Discussion in 'Memorials & Cemeteries' started by spidge, Sep 23, 2009.

  1. spidge

    spidge Active Member

    While working through a source to achieve more Aussies that died in other allied Air Forces, I came across Aussies who were in the Navy, the Army and of course, The Air Force.

    A Lieutenant who crewed a H.M. Chariot LXXVI. X5 and was lost on an attack on the Tirpitz.

    A Captain in the Royal Tank Regiment who was killed in France on the 21st May 1940.

    A Navy Flyer who flew off Yorktown was awarded the Navy Cross for 'extraordinary heroism and conspicuous courage as pilot of an aircraft of a Fighting Squadron in action against enemy japanese forces at the Battle of the Coral Sea and also had a US Destroyer Escort named after him in 1943.

    A Soldier who was in the Kings Royal Rifle Corp, attached to the 4th Parachute Brigade and shot down over Italy on 11th September 1943.

    A former Cycling Champion who flew with the USAAF and wa lost in a B24 Liberator in New Guinea and buried in the United States.

    A Sub-Lieutenant who was on HMS Jervis Bay when she was sunk by the Admiral Scheer on 5th November 1940.

    And to top it all off:

    A Pilot with the RAF who turned out to be the third highest Australian Ace of WW2 and I had never heard of him.

    My first Aussie with the SAAF

    As well as 30+ previously unknown Aussies killed in the RAF.

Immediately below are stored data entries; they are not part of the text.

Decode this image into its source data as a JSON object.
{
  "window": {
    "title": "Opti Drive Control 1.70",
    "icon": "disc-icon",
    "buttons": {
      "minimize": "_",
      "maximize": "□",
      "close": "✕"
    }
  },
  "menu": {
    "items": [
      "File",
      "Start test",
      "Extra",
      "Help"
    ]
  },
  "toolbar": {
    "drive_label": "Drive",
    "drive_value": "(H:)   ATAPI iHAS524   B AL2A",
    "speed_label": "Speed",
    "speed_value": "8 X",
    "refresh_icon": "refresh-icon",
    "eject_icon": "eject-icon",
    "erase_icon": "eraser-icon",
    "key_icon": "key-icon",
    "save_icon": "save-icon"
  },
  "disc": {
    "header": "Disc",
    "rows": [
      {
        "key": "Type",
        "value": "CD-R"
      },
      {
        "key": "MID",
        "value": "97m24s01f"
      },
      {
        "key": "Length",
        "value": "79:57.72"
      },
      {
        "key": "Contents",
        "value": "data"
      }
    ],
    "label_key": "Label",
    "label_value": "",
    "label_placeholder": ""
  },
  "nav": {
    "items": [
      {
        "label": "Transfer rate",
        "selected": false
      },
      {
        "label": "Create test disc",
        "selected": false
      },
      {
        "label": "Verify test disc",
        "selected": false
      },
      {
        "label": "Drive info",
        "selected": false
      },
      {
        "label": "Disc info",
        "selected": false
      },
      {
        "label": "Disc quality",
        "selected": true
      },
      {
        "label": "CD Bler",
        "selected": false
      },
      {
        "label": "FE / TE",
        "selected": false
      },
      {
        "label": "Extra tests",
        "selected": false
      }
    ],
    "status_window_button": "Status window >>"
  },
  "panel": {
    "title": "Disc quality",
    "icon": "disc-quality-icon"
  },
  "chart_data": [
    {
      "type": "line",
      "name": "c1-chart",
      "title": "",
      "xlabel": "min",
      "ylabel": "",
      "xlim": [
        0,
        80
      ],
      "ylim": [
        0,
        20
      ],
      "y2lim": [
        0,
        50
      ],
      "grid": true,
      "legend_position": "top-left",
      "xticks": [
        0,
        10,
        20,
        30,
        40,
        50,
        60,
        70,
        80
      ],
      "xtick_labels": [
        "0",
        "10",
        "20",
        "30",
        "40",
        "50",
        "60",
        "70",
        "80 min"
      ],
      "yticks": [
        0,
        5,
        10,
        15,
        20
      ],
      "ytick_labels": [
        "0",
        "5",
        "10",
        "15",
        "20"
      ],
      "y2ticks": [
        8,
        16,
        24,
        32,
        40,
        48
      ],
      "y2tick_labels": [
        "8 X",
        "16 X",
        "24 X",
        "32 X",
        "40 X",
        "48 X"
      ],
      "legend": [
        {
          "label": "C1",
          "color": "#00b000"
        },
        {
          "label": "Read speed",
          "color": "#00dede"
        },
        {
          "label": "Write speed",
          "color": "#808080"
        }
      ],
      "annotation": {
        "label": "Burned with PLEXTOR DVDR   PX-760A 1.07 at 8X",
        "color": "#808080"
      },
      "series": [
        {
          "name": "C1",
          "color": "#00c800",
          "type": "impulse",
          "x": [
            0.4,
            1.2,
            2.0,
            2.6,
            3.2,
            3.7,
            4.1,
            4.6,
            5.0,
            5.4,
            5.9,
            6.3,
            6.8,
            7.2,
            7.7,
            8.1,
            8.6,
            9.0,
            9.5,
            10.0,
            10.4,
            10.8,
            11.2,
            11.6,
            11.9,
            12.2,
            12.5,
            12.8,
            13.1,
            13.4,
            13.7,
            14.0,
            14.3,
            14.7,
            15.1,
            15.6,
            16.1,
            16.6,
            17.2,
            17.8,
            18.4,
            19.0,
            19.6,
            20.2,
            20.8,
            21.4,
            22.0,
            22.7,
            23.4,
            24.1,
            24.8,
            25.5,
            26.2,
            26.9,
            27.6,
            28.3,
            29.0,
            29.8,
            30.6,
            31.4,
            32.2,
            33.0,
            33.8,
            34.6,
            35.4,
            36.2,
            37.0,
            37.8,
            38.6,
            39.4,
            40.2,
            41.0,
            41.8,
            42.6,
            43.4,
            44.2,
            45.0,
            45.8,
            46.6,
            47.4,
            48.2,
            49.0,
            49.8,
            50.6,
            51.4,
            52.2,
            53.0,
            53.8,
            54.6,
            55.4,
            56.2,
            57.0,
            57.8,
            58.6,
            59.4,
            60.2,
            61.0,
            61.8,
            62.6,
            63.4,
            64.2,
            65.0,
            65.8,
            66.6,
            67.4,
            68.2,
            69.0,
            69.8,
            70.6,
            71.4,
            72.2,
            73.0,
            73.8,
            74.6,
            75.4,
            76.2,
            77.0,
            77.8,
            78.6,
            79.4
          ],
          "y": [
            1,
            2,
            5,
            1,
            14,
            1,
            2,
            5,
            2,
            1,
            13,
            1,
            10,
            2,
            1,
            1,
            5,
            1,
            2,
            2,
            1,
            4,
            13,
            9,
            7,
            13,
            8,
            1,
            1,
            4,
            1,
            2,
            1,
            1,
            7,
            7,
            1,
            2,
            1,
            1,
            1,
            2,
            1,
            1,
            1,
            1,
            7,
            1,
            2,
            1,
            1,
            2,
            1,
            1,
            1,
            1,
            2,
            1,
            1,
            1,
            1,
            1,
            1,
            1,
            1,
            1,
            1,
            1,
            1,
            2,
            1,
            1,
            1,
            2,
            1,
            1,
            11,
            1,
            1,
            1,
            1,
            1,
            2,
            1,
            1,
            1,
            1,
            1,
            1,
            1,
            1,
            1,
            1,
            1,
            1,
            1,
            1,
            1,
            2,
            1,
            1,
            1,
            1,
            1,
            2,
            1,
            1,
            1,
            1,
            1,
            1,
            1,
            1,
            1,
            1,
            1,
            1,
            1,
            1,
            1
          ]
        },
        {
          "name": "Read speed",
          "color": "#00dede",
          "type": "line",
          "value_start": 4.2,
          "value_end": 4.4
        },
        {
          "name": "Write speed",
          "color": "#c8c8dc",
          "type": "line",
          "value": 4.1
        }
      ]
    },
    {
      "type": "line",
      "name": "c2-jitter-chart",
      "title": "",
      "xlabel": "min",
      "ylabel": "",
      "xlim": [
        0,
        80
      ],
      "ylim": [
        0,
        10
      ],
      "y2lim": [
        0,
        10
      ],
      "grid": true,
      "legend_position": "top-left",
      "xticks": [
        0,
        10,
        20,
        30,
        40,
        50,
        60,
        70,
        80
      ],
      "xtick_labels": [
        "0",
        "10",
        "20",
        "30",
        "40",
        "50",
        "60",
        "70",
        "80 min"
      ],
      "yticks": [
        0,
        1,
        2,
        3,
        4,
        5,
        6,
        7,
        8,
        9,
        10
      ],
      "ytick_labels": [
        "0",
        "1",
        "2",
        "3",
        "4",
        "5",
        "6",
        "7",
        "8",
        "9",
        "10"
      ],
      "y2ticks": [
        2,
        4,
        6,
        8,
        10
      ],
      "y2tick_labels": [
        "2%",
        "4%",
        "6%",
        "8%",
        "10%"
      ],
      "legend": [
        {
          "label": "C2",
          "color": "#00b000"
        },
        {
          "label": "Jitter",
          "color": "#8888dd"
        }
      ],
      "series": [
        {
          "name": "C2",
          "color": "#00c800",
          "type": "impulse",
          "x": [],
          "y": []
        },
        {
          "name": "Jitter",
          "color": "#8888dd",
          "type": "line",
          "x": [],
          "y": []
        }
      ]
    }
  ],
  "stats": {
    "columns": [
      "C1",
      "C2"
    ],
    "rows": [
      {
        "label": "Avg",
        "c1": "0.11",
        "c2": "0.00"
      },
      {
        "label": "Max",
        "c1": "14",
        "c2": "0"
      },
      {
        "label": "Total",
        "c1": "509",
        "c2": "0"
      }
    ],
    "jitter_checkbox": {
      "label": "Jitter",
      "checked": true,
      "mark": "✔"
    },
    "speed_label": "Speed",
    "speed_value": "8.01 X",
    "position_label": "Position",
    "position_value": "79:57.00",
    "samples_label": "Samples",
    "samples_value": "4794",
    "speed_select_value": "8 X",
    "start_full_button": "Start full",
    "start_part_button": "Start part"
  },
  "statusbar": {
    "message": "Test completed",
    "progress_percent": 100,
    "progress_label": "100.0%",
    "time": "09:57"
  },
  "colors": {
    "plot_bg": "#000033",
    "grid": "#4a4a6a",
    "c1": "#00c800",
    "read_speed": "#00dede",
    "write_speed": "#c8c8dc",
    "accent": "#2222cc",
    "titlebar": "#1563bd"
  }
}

    What a find!!!!!!!!!!!!!!!!!!!!!!!!!!!!!!!!!!!!!!!!!!!!!!
  2. Antipodean Andy

    Antipodean Andy New Member

    Well done, Geoff. I'd love to hear how you tracked these guys down. Sometimes there's a fair bit of serendipity involved.
  3. Hugh

    Hugh New Member

    Geoff, those of us involved in research whether it be at the very basic level to the more full on will know how you feel. It is usually a very long road you have to travel but very gratifying indeed when you get a result. Good on you.